3. The work never stops
As an employee, you are just waiting for the workday to be over so you can relax at home and not even think about anything work-related. Then, you wait for the weekend so you can do something fun.
Entrepreneurs do it differently, however. When they are building a business, they work all the time. Their mind is always trying to fix problems, think of ways to find new clients, or generate new business ideas. They also need to be available for others 24/7.
There’s no one else to blame if something goes wrong. So the entrepreneur might wake up at night to fix a payment issue, or dedicate their whole holiday at an exotic destination to building a sales funnel for a new product.
4. You are your boss
Entrepreneurship involves risk, uncertainty, stress and failure. However, at the end of the day, no one else is telling you what to do. You can take a day off whenever you feel like, or structure your work according to the other things you need to get done. It just means you will catch up later or do some more work in advance. That means you have all the flexibility in the world, which equals freedom.
Then, you own your time. That is our most precious possession, and employees do not have it under their control. However, as an entrepreneur, you do.
5. Growth in every possible way
If you dedicate your career to being an entrepreneur, you will also be a learner. You will seek personal and spiritual growth in the face of mentors, books, networking events, online courses, life lessons, experience, etc. You will be becoming the best possible version of yourself, and that will affect your business positively too.

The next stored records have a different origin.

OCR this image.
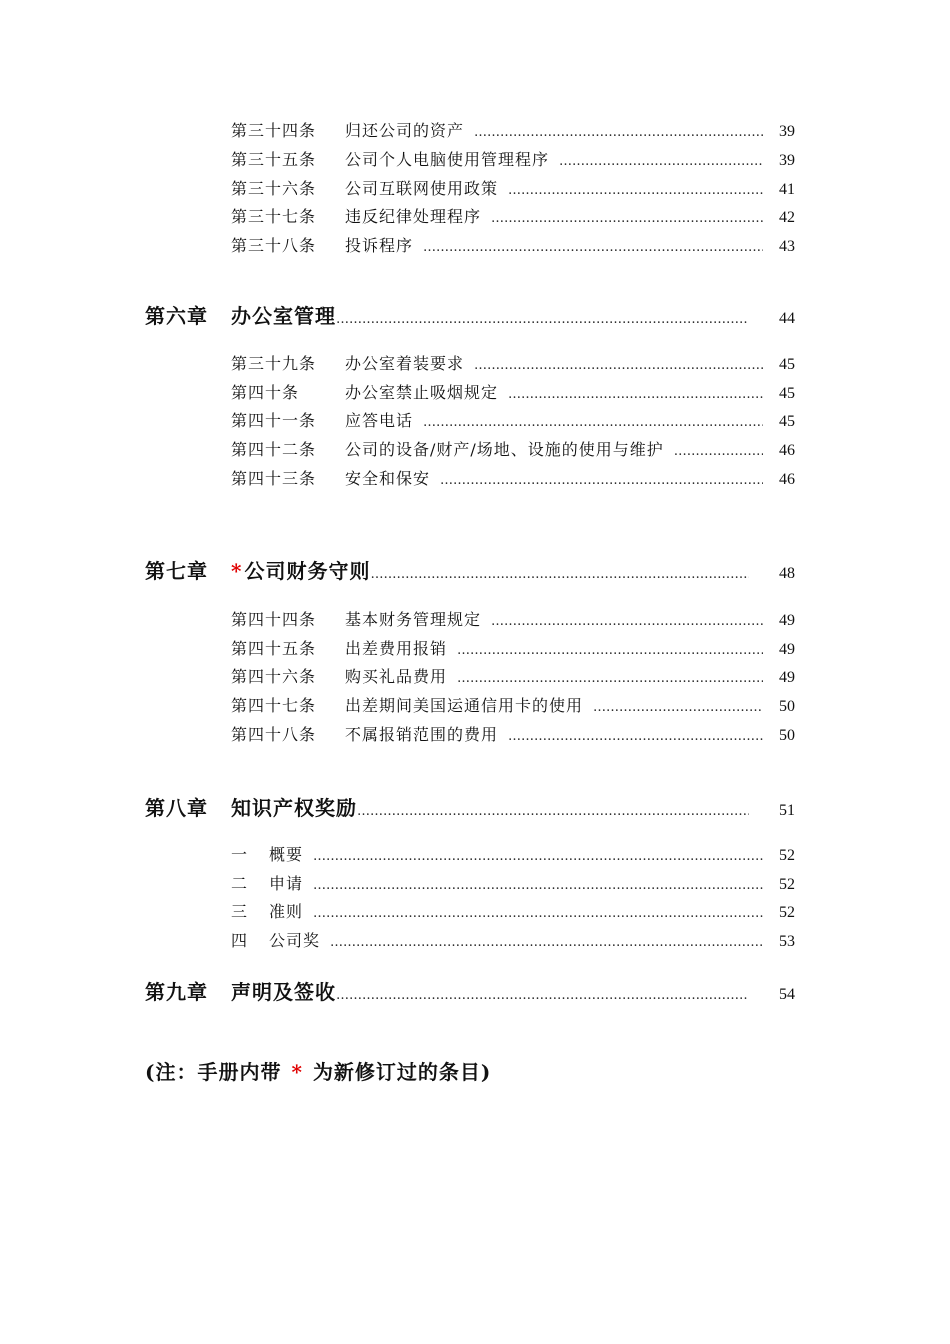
第三十四条	归还公司的资产 …………………………………………………………………………………………………………………………………………………………………	39
第三十五条	公司个人电脑使用管理程序 …………………………………………………………………………………………………………………………………………………………………	39
第三十六条	公司互联网使用政策 …………………………………………………………………………………………………………………………………………………………………	41
第三十七条	违反纪律处理程序 …………………………………………………………………………………………………………………………………………………………………	42
第三十八条	投诉程序 …………………………………………………………………………………………………………………………………………………………………	43
第六章	办公室管理 …………………………………………………………………………………………………………………………………………………………………	44
第三十九条	办公室着装要求 …………………………………………………………………………………………………………………………………………………………………	45
第四十条	办公室禁止吸烟规定 …………………………………………………………………………………………………………………………………………………………………	45
第四十一条	应答电话 …………………………………………………………………………………………………………………………………………………………………	45
第四十二条	公司的设备/财产/场地、设施的使用与维护 …………………………………………………………………………………………………………………………………………………………………	46
第四十三条	安全和保安 …………………………………………………………………………………………………………………………………………………………………	46
第七章	* 公司财务守则 …………………………………………………………………………………………………………………………………………………………………	48
第四十四条	基本财务管理规定 …………………………………………………………………………………………………………………………………………………………………	49
第四十五条	出差费用报销 …………………………………………………………………………………………………………………………………………………………………	49
第四十六条	购买礼品费用 …………………………………………………………………………………………………………………………………………………………………	49
第四十七条	出差期间美国运通信用卡的使用 …………………………………………………………………………………………………………………………………………………………………	50
第四十八条	不属报销范围的费用 …………………………………………………………………………………………………………………………………………………………………	50
第八章	知识产权奖励 …………………………………………………………………………………………………………………………………………………………………	51
一	概要 …………………………………………………………………………………………………………………………………………………………………	52
二	申请 …………………………………………………………………………………………………………………………………………………………………	52
三	准则 …………………………………………………………………………………………………………………………………………………………………	52
四	公司奖 …………………………………………………………………………………………………………………………………………………………………	53
第九章	声明及签收 …………………………………………………………………………………………………………………………………………………………………	54
(注：手册内带 * 为新修订过的条目)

Next comes business growth. The more effort you put into your project, the more opportunities will come your way. You never know when something written by you will go viral online when you’ll receive a great offer by email after someone found out about your work, or will meet your next partner.
Last but not least, you will have the chance to reach all your financial goals, no matter how big they are. You cannot become a millionaire by working for someone else. However, you can do it by building the next best product, creating a brand that gets much attention, becoming an expert in your field and charging a lot per hour of your time, or else.
The best thing is that there are no limitations here. You are creative, productive and determined, ready to work as much as it takes to make your dreams come true. Being an entrepreneur means you can enter more than one market, have different products and services, serve different types of audiences, and thus diversify your income. This will bring you financial stability. So even if one income stream is hurt because of outer factors (such as the economy, a change in people’s desires, a new competitor, or else), it will affect your monthly income just a bit.
Employee or entrepreneur?
So, what will it be for you? Now that you know the good and bad sides of both career trajectories, you can make a plan, define your priorities and passions in life, figure out what you truly want, and then take action in the right direction.